Proposed Rule Seeks Lower Medicare Advantage, Part D Drug Prices

Proposed rule looks to give Medicare Advantage and Part D plans the leverage to negotiate lower drug prices, out-of-pocket expenses.

Prescription drug costs for Medicare Advantage, Part D

 – CMS has opened comments on a proposed rule with the purpose of lowering the cost of prescription drugs and out-of-pocket expenses under Medicare Part C (Medicare Advantage) and Part D. The proposed rule aligns with the Trump Administration’s imperative to curb the high costs of prescriptions which continue to rise.

On Monday, the federal agency announced the proposed rule set to hit the Federal Register later this week alongside a fact sheet highlighting the most important components of the rule.

The first major provision would give Medicare Advantage and Part D plans flexibility regarding six protected class of drugs — antidepressants, antipsychotics, anticonvulsants, immunosuppressants for treatment of transplant rejection, antiretrovirals, and antineoplastics. The proposed rule maintains the protected status of these drugs but allows Part D plans to seek discounts, especially for beneficiaries requiring these medications.

All told, the proposed rule stipulates three exceptions:

1. implement broader use of prior authorization and step therapy for protected class drugs, including to determine use for protected class indications;

2. exclude a protected class drug from a formulary if the drug represents only a new formulation of an existing single-source drug or biological product, regardless of whether the older formulation remains on the market; and

3. exclude a protected class drug from a formulary if the price of the drug increased beyond a certain threshold over a specified look-back period.

A second provision targets e-prescribing and would require Part D plans to adopt a provider Real Time Benefit Tool by the start of 2020.

“RTBTs have the capability to inform prescribers when lower-cost alternative therapies are available under the beneficiary’s prescription drug benefit, which can improve medication adherence, lower prescription drug costs, and minimize beneficiary out-of-pocket costs,” CMS stated.

Under a third major provision, Medicare Advantage plans must implement step therapy for Part B medications as a utilization management tool.

“We believe that step therapy as a utilization management tool will better enable MA organizations to ensure that Medicare beneficiaries pay less overall or per unit for Part B drugs,” the federal agency indicated. “Under the proposal, step therapy requirements may only apply to new starts of medication, must be reviewed and approved by the plan’s pharmacy and therapeutics committee, and coverage requests related to Part B drugs will be subject to shorter adjudication timeframes that mirror the current rules in Part D.”

Part D explanations of benefits are the focus of a fourth provision. These Medicare plans will be tasked with including drug pricing information and lower cost therapeutic alternatives as part of these explanations with the goal of enabling Medicare beneficiaries to lower their out-of-pocket expenses.

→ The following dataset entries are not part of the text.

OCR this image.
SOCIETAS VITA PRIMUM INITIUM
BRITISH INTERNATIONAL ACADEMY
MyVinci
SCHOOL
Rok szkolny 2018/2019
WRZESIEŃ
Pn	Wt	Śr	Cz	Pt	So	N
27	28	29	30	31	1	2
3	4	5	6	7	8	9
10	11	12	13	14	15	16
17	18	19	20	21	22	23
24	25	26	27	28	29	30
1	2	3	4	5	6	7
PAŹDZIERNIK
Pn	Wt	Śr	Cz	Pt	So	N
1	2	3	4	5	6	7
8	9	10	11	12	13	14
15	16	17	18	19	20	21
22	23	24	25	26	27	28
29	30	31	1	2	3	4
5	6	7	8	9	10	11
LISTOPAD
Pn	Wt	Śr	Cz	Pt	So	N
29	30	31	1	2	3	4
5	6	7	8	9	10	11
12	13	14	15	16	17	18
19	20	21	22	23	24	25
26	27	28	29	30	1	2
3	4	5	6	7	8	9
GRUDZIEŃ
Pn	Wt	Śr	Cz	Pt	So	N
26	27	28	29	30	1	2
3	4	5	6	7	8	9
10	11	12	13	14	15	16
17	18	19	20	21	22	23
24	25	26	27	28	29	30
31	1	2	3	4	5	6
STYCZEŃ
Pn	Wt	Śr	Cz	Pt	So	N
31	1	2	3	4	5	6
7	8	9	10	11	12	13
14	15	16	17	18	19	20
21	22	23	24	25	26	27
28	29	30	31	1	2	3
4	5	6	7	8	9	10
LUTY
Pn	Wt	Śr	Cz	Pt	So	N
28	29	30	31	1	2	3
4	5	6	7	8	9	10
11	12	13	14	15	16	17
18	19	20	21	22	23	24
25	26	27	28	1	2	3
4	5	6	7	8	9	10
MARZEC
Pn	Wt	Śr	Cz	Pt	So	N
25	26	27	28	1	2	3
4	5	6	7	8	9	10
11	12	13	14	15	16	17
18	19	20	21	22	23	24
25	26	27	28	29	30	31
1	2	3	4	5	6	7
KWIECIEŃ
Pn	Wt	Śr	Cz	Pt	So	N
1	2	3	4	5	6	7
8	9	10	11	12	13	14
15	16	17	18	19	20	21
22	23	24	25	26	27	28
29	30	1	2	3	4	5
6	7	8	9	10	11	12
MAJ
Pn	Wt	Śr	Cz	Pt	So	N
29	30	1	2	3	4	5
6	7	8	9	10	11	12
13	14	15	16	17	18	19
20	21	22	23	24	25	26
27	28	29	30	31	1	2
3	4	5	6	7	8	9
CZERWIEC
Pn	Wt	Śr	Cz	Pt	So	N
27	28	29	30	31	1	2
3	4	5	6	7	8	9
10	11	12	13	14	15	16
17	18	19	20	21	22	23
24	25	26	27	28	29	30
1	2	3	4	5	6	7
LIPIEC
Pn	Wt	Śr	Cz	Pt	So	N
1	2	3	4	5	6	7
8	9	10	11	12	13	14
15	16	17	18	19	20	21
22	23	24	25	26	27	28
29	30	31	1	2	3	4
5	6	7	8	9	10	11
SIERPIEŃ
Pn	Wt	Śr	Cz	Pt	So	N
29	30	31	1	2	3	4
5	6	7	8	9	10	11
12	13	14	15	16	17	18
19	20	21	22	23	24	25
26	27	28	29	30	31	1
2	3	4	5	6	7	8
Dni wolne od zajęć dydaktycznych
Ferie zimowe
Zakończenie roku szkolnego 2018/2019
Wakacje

A fifth provision would prohibit the practice of inserting gag clauses into pharmacy contracts. These clauses prohibit or penalize pharmacies that disclose a lower cash price to beneficiaries, thus preventing the latter from learning about lower-cost alternatives.

A six and last provision focuses on negotiated prices for pharmacy payments, although the timeline for implementation remains uncertain. “The policy we are considering would reduce beneficiary out-of-pocket costs, and improve price transparency and market competition under the Part D program,” CMS observed.

The federal agency is responding to changing payment methods based on performance:

The negotiated price for a drug is the price reported to CMS at the point of sale, which is used to calculate beneficiary cost-sharing and generally adjudicate the Part D benefit. With the emergence of performance-based pharmacy payment arrangements, the negotiated price is increasingly higher than the final payment to pharmacies unless it incorporates the large price concessions that result from these arrangements. Higher negotiated prices lead to higher beneficiary cost-sharing and faster beneficiary advancement through the Part D benefit.

Earlier this month, Surescripts noted that that prescription spending is projected to increase 6.3 percent and carry with it a $10-increase in copays along with the added risk that beneficiaries will not use their prescriptions. The health information network found that the RTBT use was linked to decreases in prescription costs as a result of providers choosing less costly alternative medications.